Even so, there were strange events. “Many times, at night in the cell house, I had the distinct sensation of being pinched on the butt,” said McClure, 52, a former paramedic. “It happened with great regularity. I have no explanation for it, and I don’t talk to people about it, because I know it makes me sound crazy.”
Former inmate John Banner spent four years here in the 1950s. He still recalls the squeal of the wind at night.
“Laying awake, listening to that wind, trying to hold on to what sanity I had left, I always thought of the brutality of that prison,” said the convicted bank robber, who lives in Arizona.
Now 83, Banner can’t imagine facing Alcatraz alone, at night. “I don’t believe in spooks,” he said, “but why on earth would a person want to do that?”
WHEN darkness comes, you don’t leave Alcatraz; you flee.
Amid a driving rain, a ranger hands Johnson the keys to the island — hurrying toward a ferry that soon whisks away the last of the day’s 5,000 visitors.
Johnson stands solitary amid the gathering seagulls. The big birds are now everywhere, lined up on walls, circling like vultures.
They make him uneasy.
“It’s like they’re watching me, to see if I’m going to crack,” he says, “like in that Alfred Hitchcock film, ‘The Birds.’ ”
He makes a sweep for any tourist stragglers and settles in for the long night.
Johnson’s father was a prison guard in upstate New York. He has the job in his blood. But Alcatraz is different.
The last rays of sun now gone, the island fortress becomes a grim, humorless place, the stuff of black-and-white 1950s crime photos. Johnson plays upbeat music on his iPod — Prince, Wham, Michael Jackson — to lighten the gloom.
He earns overtime pay for his 18-hour shifts (3 p.m. to 9 a.m.), but sometimes, in the dead of night, he says, “it seems like blood money.”
At 8 p.m., dressed in a black cap and windbreaker, his radio squawking with park police chatter, Johnson winds his way up a switchback as birds dive-bomb from ledges. In the rain, the cell house looms up ahead like a haunted castle.
He walks cellblock rows that inmates nicknamed Broadway, Sunset Alley and Seedy Street. He enters a solitary cell, its heavy iron door creaking. The tiny quarters remain perfectly black even after his eyes grow accustomed to the space.
He stops at the cell of Frank Lee Morris, whose daring breakout was immortalized in the film “Escape from Alcatraz.” Morris and two others left inside their cells dummy heads fashioned out of soap and toilet paper — complete with hair from the barbershop.
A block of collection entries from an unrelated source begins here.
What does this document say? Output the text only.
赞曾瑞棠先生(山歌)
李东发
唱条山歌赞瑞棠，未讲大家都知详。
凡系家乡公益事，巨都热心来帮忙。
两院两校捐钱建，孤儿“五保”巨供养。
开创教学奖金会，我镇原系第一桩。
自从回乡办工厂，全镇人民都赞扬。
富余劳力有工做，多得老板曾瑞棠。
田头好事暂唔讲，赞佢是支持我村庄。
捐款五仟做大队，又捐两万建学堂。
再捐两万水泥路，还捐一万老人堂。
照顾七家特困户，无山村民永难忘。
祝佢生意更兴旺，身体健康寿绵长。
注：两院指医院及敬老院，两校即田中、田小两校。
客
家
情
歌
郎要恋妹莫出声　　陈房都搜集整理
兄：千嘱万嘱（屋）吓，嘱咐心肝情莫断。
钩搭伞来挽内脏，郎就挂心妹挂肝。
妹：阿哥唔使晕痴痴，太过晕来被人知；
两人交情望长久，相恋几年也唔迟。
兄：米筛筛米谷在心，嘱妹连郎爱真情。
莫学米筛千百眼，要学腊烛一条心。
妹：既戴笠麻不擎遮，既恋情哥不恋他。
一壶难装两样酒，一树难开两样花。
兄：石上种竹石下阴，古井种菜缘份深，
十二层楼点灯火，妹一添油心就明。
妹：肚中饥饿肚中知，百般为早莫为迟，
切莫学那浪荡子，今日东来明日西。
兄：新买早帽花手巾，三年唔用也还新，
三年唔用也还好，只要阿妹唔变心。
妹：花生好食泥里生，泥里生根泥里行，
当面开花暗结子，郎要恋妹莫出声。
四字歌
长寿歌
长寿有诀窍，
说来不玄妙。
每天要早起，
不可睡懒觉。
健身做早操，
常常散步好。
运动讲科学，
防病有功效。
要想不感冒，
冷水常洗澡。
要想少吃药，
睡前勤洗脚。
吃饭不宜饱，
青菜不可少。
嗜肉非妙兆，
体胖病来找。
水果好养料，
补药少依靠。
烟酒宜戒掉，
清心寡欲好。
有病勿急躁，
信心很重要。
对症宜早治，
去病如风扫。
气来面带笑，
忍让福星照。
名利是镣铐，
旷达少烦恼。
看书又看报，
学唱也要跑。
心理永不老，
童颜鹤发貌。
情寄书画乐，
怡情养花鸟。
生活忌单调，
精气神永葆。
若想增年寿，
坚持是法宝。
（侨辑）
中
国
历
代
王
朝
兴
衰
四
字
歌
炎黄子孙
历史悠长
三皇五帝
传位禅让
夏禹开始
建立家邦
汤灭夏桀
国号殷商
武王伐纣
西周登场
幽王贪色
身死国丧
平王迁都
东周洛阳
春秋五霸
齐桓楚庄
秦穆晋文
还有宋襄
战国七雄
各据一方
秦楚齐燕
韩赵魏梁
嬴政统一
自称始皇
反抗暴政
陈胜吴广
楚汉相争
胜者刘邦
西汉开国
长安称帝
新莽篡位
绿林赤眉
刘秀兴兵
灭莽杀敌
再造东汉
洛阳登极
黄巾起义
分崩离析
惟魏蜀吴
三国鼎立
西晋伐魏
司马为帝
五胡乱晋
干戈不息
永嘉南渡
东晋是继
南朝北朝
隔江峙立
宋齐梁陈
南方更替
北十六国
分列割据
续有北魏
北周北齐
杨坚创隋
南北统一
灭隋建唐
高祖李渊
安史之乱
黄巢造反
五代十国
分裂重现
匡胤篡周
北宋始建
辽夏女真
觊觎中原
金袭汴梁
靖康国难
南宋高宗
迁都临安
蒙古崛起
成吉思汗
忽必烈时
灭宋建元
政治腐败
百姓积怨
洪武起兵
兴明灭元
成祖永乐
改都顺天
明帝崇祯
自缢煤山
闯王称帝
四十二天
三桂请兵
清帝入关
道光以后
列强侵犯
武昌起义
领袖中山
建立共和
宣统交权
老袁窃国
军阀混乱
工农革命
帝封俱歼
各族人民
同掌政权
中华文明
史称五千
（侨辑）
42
The idea was to fool guards while they left through holes chiseled in their cell walls.
Johnson looks at a model of one fake head left in the cell as a tourist display. He knows how the men felt: “Ten years here? I’d go crazy before that.”
By dawn, the night watchman is weary of the Rock. Passing the keys to a ranger, he makes his own escape from Alcatraz, the sun on his face.